In molecular biology, the miR-200 microRNA is a short RNA molecule. MicroRNAs function to regulate the expression levels of other genes by binding and cleaving mRNAs or inhibiting translation. The miR-200 family contains miR-200a, miR-200b, miR-200c, miR-141, and miR-429. There is growing evidence to suggest that miR-200 microRNAs are involved in cancer metastasis.

== Genomic location ==

The five members of miR-200 are found in two clusters. In humans, miR-200a, miR-200b, and miR-429 are located on chromosome 1 and miR-200c and miR-141 are on chromosome 12. In mice, the two clusters are on chromosomes 4 and 6.

== Expression and epigenetic regulation ==

Members of the miR-200 family are highly enriched in epithelial tissues. While the mir-200 family is highly expressed in normal epithelial cells, it is not expressed in normal fibroblast cells that are of mesenchymal origin. The expression in mesenchymal cells is repressed by epigenetic marks and each cluster is repressed by a different mark. While the promoter of the cluster on chromosome 1 is occupied by polycomb specific mark H3K27me3, the promoter of the cluster on chromosome 12 is repressed by DNA methylation. DNA methylation of the mir-200c/mir-141 promoter occurs aberrantly in certain aggressive carcinoma cells that are of epithelial origin, but have undergone epithelial to mesenchymal transition and have the mir-200 family silenced.
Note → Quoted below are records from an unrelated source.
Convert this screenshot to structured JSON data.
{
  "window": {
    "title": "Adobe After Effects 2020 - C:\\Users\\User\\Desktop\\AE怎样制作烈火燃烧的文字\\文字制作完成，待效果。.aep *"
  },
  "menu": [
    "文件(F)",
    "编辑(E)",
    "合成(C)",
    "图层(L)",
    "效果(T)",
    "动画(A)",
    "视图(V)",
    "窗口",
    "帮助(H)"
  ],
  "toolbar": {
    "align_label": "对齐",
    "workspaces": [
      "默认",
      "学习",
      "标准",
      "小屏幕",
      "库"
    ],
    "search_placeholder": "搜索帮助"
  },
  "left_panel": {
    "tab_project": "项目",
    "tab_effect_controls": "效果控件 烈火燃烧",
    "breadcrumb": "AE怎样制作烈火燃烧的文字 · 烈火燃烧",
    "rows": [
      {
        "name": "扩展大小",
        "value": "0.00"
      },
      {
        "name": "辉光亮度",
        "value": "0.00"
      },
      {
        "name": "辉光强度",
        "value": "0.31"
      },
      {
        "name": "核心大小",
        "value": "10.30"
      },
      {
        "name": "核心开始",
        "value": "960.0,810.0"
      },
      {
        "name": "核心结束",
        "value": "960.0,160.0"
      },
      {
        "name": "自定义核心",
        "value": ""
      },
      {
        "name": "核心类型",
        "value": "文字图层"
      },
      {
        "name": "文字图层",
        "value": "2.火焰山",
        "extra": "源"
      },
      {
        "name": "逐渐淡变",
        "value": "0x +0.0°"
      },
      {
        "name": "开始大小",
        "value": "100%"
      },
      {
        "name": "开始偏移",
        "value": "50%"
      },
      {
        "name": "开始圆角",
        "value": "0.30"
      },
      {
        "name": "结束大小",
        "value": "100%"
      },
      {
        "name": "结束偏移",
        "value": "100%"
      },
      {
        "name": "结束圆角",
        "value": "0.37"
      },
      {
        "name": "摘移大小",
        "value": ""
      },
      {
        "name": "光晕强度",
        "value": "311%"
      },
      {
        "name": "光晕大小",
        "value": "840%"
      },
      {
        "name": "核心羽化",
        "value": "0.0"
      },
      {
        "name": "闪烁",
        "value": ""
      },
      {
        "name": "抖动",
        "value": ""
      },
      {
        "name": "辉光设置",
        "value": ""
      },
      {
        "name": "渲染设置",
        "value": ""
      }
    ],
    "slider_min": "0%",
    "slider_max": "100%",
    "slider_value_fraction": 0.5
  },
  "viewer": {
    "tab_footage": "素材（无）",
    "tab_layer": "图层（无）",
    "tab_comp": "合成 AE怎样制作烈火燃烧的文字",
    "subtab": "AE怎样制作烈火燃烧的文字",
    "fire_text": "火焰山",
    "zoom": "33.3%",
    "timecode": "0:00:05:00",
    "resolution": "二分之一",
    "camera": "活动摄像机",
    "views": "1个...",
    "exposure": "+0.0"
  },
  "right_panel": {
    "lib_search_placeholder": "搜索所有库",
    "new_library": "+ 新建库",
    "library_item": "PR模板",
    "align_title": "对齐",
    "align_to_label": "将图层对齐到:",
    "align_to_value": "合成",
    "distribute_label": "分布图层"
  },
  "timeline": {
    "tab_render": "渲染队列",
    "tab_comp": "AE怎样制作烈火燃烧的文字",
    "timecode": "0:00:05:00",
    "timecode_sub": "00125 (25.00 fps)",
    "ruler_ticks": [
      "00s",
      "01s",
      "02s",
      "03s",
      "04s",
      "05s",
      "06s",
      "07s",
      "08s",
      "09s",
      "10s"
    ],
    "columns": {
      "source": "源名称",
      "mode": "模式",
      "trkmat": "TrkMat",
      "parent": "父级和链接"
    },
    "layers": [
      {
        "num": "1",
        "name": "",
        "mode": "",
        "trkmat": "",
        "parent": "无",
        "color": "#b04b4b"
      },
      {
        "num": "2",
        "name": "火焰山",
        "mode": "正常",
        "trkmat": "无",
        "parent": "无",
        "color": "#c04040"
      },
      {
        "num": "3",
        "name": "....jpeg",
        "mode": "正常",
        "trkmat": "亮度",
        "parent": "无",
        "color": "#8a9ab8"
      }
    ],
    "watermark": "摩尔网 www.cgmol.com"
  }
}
== Association with tumour progression ==

The miR-200 family is believed to play an essential role in tumor suppression by inhibiting epithelial-mesenchymal transition (EMT), the initiating step of metastasis (Korpal). EMT occurs as part of embryonic development, and shares many similarities with cancer progression. During EMT, cells lose adhesion and increase in motility. This is characterized by repression of E-cadherin expression, which also occurs during the initial stages of metastasis.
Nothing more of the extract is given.